Galt's strike as economic terrorism

Randroids tend to characterize Galt's strike in Atlas Shrugged as a form of passive resistance and non-cooperation - which goes to show their selective memory of the novel. Galt might have slacked off while he held a menial job on a railroad and stalked Dagny Taggart. But Galt's buddies Ragnar and Francisco, with his complicity, engage in industrial sabotage, in effect "breaking windows" with the goal of making the economy better for themselves in the future. For some reason this aspect of the novel, namely, economic terrorism carried out by "the good guys," doesn't receive the attention it deserves.

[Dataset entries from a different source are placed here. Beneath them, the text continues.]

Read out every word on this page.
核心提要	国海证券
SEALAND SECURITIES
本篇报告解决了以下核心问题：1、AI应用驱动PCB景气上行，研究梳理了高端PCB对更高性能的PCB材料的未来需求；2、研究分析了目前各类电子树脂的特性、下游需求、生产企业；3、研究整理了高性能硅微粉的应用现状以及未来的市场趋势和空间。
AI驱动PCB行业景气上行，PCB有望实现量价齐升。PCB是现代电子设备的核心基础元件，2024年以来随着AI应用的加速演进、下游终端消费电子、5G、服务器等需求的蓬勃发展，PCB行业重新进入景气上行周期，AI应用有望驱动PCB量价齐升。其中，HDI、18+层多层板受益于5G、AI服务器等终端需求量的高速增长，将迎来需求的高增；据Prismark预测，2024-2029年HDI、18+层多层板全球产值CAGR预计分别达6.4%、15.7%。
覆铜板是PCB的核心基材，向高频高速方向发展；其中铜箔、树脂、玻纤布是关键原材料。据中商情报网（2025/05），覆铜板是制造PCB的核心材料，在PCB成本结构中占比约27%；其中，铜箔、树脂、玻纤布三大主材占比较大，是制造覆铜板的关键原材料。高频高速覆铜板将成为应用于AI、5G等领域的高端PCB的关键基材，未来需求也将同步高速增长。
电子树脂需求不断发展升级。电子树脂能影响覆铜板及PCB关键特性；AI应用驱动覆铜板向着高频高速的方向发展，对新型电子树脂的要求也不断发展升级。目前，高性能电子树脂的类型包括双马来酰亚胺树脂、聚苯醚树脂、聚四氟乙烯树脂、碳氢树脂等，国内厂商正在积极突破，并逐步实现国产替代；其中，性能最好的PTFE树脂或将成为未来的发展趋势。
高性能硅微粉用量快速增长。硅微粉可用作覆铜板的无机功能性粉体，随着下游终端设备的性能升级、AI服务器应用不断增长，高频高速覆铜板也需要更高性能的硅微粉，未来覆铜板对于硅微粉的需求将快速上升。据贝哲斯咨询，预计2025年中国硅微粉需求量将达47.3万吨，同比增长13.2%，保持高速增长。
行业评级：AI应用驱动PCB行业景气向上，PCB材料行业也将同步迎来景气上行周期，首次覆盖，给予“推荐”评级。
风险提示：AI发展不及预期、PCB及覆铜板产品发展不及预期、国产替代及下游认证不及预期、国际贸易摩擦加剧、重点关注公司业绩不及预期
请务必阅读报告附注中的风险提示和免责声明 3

If, in the real world, environmentalists or Muslims (both groups figure prominently in Objectivist demonology) went around blowing up factories, mines, ships, port facilities and other forms of industrial capital, Objectivists would scream for the arrest and execution of such malefactors and "man haters." But they turn a blind eye towards the same tactics when Rand's fictional heroes use them, because apparently the ends justify the means. Do Objectivists want to keep the threat of economic terrorism to themselves, even though they would see the same effects if others carried it out for reasons different from theirs? What if, in the novel, Ragnar had destroyed Taggart's railroad bridge across the Mississippi, instead of its accidental destruction caused by the scuffle between the villains Cuffy Meigs and Doctor Stadler at Project X? Would that make its destruction morally defensible in the Objectiverse?

This provides yet another example of Rand's antinomianism which I find troubling. Yet many conservatives have latched onto Atlas Shrugged as the bible of the Right, without necessarily sharing Rand's irreligion. They've also endorsed the film version as a kind of infomercial for the novel. I would like to see a "philosophy for living on earth" as much as anyone. But can't we do better than Rand's deeply flawed "Objectivism"?